Aging-related structural, molecular and functional changes occur at every level of the central auditory system. One of the most common findings is a loss of synaptic inhibition with aging, which has been proposed to be the base of aging-related changes in auditory cognition, such as diminished speech perception in complex environments and the perception of tinnitus. Studies speculated that downregulation of synaptic inhibition is a consequence of peripheral deafferentation and, therefore, is a homeostatic mechanism to restore excitatory/inhibitory balance. The study by Wang and colleagues [4] shows that a reduced activity in aged D-stellate neurons decreases the overall inhibition and enhances the central gain in the cochlear nucleus, which serves as a compensatory mechanism to counteract the reduced sensory inputs from the auditory periphery during age-related hearing loss. Further studies are needed to determine whether disinhibition represents a form of compensatory plasticity or in contrast, is a form of maladaptive plasticity. In Ibrahim and Llano [5], the authors provide a new perspective on how aging-related disinhibition may, in part, be related to the high metabolic demands of inhibitory neurons relative to their excitatory counterparts. Understanding the relative importance of these mechanisms will be critical for the development of treatments for the underlying causes of aging-related central disinhibition.

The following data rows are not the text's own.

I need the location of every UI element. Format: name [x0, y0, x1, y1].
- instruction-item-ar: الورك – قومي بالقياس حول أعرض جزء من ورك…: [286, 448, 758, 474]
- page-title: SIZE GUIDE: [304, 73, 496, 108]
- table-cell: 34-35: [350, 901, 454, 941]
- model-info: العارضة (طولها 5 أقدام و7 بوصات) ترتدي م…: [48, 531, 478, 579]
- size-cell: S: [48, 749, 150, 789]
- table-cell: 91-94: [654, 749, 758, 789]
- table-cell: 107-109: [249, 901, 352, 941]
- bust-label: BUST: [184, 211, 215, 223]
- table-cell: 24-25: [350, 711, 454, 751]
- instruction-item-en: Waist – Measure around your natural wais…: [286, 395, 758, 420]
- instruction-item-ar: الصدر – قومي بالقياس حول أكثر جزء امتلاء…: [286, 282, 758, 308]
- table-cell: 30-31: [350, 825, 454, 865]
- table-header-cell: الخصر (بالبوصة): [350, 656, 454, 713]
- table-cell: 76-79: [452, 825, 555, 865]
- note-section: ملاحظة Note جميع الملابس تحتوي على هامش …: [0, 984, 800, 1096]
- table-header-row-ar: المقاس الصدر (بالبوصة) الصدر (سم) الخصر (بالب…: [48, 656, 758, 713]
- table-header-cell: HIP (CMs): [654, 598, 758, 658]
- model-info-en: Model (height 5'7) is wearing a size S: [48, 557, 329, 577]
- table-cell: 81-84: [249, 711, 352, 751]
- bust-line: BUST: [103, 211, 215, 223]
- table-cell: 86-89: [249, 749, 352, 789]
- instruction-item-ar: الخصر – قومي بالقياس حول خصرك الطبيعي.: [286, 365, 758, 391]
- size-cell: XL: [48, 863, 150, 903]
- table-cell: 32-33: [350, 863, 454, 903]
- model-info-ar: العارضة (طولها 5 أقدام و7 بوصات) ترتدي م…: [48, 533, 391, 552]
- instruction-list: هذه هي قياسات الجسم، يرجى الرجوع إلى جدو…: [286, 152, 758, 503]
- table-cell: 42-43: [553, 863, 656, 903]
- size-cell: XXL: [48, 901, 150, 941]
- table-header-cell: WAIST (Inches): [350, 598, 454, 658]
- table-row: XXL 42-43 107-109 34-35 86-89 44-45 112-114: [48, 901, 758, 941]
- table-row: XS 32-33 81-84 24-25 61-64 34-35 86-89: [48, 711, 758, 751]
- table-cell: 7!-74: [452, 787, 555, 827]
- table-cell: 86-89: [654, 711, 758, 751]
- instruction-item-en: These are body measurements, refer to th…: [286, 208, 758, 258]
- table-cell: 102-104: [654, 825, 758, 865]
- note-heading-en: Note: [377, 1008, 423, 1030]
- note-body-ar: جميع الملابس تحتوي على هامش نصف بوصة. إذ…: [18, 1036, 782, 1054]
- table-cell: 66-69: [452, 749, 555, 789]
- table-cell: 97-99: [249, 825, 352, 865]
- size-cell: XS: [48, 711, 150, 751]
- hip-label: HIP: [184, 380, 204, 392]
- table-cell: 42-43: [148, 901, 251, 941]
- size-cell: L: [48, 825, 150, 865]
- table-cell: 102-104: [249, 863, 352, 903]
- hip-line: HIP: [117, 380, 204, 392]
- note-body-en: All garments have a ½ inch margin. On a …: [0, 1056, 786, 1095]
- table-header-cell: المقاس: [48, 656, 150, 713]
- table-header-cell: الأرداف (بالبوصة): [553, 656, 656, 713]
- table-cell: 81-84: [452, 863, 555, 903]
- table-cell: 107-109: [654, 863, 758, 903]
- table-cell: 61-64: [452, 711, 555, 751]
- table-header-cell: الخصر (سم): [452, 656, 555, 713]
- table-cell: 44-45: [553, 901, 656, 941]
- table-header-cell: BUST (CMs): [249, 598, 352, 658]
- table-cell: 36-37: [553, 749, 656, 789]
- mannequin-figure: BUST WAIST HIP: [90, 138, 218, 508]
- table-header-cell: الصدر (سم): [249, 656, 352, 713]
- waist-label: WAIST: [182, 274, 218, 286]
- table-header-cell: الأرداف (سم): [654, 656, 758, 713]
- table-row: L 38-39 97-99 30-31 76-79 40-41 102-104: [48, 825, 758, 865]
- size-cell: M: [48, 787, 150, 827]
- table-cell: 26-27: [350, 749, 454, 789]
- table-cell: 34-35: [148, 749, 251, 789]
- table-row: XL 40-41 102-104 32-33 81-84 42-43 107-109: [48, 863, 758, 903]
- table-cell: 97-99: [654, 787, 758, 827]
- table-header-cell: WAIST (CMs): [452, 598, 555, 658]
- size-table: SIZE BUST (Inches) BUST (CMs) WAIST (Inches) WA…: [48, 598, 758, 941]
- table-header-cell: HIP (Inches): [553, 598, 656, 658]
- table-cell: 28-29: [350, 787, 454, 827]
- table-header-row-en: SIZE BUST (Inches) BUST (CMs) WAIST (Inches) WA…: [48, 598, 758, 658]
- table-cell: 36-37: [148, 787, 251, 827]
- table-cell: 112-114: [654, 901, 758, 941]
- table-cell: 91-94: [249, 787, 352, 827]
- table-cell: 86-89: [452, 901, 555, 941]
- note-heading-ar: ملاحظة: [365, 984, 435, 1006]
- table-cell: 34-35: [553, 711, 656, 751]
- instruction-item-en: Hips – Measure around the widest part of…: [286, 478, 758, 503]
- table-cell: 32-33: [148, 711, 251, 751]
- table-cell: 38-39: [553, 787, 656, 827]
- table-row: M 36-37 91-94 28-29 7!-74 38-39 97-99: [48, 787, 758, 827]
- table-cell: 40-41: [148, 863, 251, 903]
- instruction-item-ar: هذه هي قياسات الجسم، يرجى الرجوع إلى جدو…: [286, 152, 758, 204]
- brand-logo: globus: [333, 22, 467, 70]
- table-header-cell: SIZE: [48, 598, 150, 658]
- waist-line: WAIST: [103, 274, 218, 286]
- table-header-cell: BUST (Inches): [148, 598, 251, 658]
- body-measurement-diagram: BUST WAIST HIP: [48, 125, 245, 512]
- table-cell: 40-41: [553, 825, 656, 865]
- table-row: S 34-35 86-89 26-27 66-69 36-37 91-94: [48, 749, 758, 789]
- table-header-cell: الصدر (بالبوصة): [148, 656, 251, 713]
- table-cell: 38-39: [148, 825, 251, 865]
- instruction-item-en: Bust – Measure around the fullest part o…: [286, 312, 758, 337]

In order to accurately localize sounds on the horizontal plane, the binaural hearing system relies on computing the interaural time and level differences from the incoming acoustic signal. Improving binaural hearing has become highly relevant in clinical settings due to the appreciation of deaf patients’ needs to communicate and function in realistic, complex auditory environments. The study by Thakkar and colleagues [6] aimed to unrevealed how age-related, acoustic, and electric experience impact binaural sensitivity in adults with bilateral cochlear implants. Individuals with unilateral cochlear implant have difficulty with pitch perception, and adding a hearing aid in the non-implanted ear is potentially beneficial. In Zhang et al. [7], authors provide evidence for the practice of fitting a hearing aid in the non-implanted ear to take advantage of the potential bimodal benefit, to facilitate speech learning in kindergarten-aged children with a unilateral cochlear implant.

Prepulse inhibition (PPI) implies plasticity of a reflex and is related to automatic or attentional processes, and might be considered a potential marker of short- and long-term plasticity. The PPI plays a key role in normal brain activity; however, little is known about the intimate physiology, circuitry, and neurochemistry of sensorimotor gating mechanisms. In Gómez-Nieto et al. [8], authors review the current literature, focusing on studies questioning the neuroanatomy, connectomics, neurotransmitter–receptor functions, and sex-derived differences in the PPI process during normal brain function and in neuropsychiatric disorders. Hearing loss and social isolation are factors that independently influence social behavior. In human subjects, hearing loss may also contribute to objective and subjective measures of social isolation. Although the behavioral relationship between hearing loss and social isolation is evident, there is little understanding of their interdependence at the level of neural systems. Keesom and Hurley [9] review the interactions of the serotonergic pathways within the auditory system as well as within other brain regions. Such interactions are difficult to tease apart, but they start providing strong evidence to further explore the serotonergic pathways as potential intervening mechanisms between the related conditions of hearing loss and social isolation, and the affective and cognitive dysfunctions that follow psychiatric disorders.